The songs of the Griffun
Francis Greene
I have been asked to write a few serious words for a
serious publication about my visit to the Griffin in 1992, but I find the
task difficult. How can one write dispassionately of an event which evoked
strong and various passions, and of which the memory has so little
relation to everyday reality, is so improbable and dreamlike?
The
Griffin is a natural rock fissure which has been transformed into
something between a cave and an izba. It is at the summit of one of the
curious rock pinnacles, the "Stolby", which can be ascended only
by skilled specialist climbers. I am not such a one and I was taken up
there as a piece of luggage. I was in good hands, but for me, with no
sense of balance and no head for heights, the prospect of such a journey (for
snow still clung to the glassy rock) was indeed alarming. Perhaps the last
few feet of the ascent were the worst. The drawbridge or "doorlock"

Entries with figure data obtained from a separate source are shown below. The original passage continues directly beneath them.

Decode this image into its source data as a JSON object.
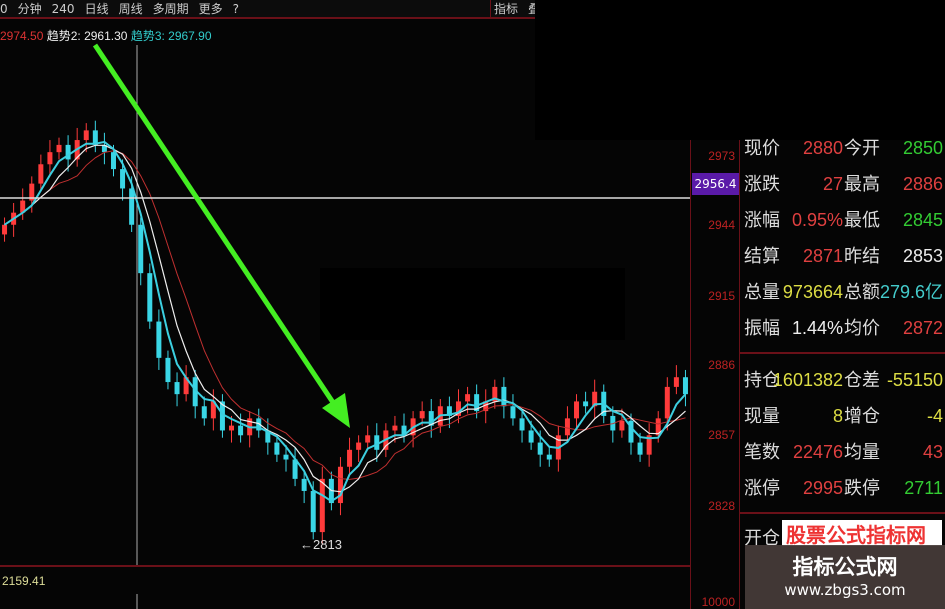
{
  "toolbar": {
    "items": [
      "0",
      "分钟",
      "240",
      "日线",
      "周线",
      "多周期",
      "更多",
      "?"
    ],
    "right": [
      "指标",
      "叠"
    ]
  },
  "legend": {
    "value0": "2974.50",
    "trend2": "趋势2: 2961.30",
    "trend3": "趋势3: 2967.90"
  },
  "price_axis": {
    "ticks": [
      "2973",
      "2944",
      "2915",
      "2886",
      "2857",
      "2828"
    ],
    "current": "2956.4",
    "bottom": "10000"
  },
  "chart": {
    "low_label": "←2813",
    "volume_value": "2159.41",
    "up_color": "#ff3b3b",
    "down_color": "#3ad6e6",
    "arrow_color": "#44ee22",
    "closes": [
      2945,
      2950,
      2955,
      2962,
      2970,
      2975,
      2978,
      2972,
      2980,
      2984,
      2978,
      2975,
      2968,
      2960,
      2945,
      2925,
      2905,
      2890,
      2880,
      2875,
      2882,
      2870,
      2865,
      2872,
      2860,
      2862,
      2858,
      2865,
      2860,
      2855,
      2850,
      2848,
      2840,
      2835,
      2818,
      2840,
      2830,
      2845,
      2852,
      2855,
      2858,
      2852,
      2860,
      2862,
      2858,
      2865,
      2868,
      2862,
      2870,
      2866,
      2872,
      2875,
      2868,
      2872,
      2878,
      2870,
      2865,
      2860,
      2855,
      2850,
      2848,
      2858,
      2865,
      2872,
      2870,
      2876,
      2866,
      2860,
      2864,
      2855,
      2850,
      2858,
      2865,
      2878,
      2882,
      2875
    ]
  },
  "quote": {
    "rows": [
      {
        "l1": "现价",
        "v1": "2880",
        "c1": "#e04040",
        "l2": "今开",
        "v2": "2850",
        "c2": "#3c3"
      },
      {
        "l1": "涨跌",
        "v1": "27",
        "c1": "#e04040",
        "l2": "最高",
        "v2": "2886",
        "c2": "#e04040"
      },
      {
        "l1": "涨幅",
        "v1": "0.95%",
        "c1": "#e04040",
        "l2": "最低",
        "v2": "2845",
        "c2": "#3c3"
      },
      {
        "l1": "结算",
        "v1": "2871",
        "c1": "#e04040",
        "l2": "昨结",
        "v2": "2853",
        "c2": "#eee"
      },
      {
        "l1": "总量",
        "v1": "973664",
        "c1": "#dd4",
        "l2": "总额",
        "v2": "279.6亿",
        "c2": "#4cc"
      },
      {
        "l1": "振幅",
        "v1": "1.44%",
        "c1": "#eee",
        "l2": "均价",
        "v2": "2872",
        "c2": "#e04040"
      }
    ],
    "rows2": [
      {
        "l1": "持仓",
        "v1": "1601382",
        "c1": "#dd4",
        "l2": "仓差",
        "v2": "-55150",
        "c2": "#dd4"
      },
      {
        "l1": "现量",
        "v1": "8",
        "c1": "#dd4",
        "l2": "增仓",
        "v2": "-4",
        "c2": "#dd4"
      },
      {
        "l1": "笔数",
        "v1": "22476",
        "c1": "#e04040",
        "l2": "均量",
        "v2": "43",
        "c2": "#e04040"
      },
      {
        "l1": "涨停",
        "v1": "2995",
        "c1": "#e04040",
        "l2": "跌停",
        "v2": "2711",
        "c2": "#3c3"
      }
    ],
    "open_label": "开仓"
  },
  "watermark": {
    "logo": "股票公式指标网",
    "title": "指标公式网",
    "url": "www.zbgs3.com"
  }
}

to this eyrie is a thin wooden spar spanning an abyss: when removed the
route is barred to any but a very exceptional "stolbist". I
remember well the elation I experienced on arriving at my destination
after successfully crossing its drawbridge, damped only by the realisation
that to fulfill any call of nature I would have to find my way all the way
back down to the bottom!
But, as I was soon to learn, the Griffin stands for
much more than a physical challenge - a physical challenge which is,
almost like ballet, also a form of art. I am one of the least
distinguished (as well as one of the most timorous) of the guests to have
been taken there. The Griffin, it transpires, is an international cultural
meeting centre (and I hope the small Union Jack which I had brought with
me is still hanging among many other flags on its wall). Most eminent of
its guests have been the "bards" - those poet composers who kept
the soul of Russia alive through dismal repressive times of forced
conformity. The great Yuli Kim has been here and has sung here, so has the
fine (albeit lesser) poet-singer Shcherbakov and another singer of world
renown, Elena Kambourova.
I
was soon to discover that this lofty (in all senses) tradition is
maintained. I was treated to what can truly be described as the most
exclusive concert performance in the most inaccessible concert hall in all
the world. Here I heard not only the classic 20th century guitar
masterpieces - of Okudzhava, Kim and others - but many `author's songs',
fine in themselves and performed by their composers with exceptional
virtuosity. One male voice had a purity and power which forced the very
rock to resonate in sympathy.
To return to earth - how can the Griffin be designated? As a
rockclimber's idyll? No doubt it is so, but for me that is far from the
greatest of its charms. As a historic monument to the resistance of
individualism to state power? There are remarkable accounts, yet to be
fully chronicled, of Soviet military helicopter attacks on the high nests
of the Stolbisty. No. The Griffin symbolises another sort of originality,
the one that is exemplified by any and every tight-knit group of
exceptionally talented people - a distinctiveness of the sort that has
given rise to scores of descriptive terms ending in "-ism", each
referring to the blazing of a trail in some new and spontaneous direction
for literature, poetry, art or music. Here on a snowy spire of rock above
the Krasnoyarsk taiga I was moved almost to tears by a blend of poetry and
music brilliantly performed by its poet-musicians - all of whom were also
skilled rock-climbers. I have met experiences of this sort elsewhere in
Russia but never with greater intensity. This then is what the Griffin has
come to mean for me, and it has been well named: the griffin of mythology,
offspring of a lion and an eagle and dedicated to the sun, was made the
guardian of hidden and sacred treasures.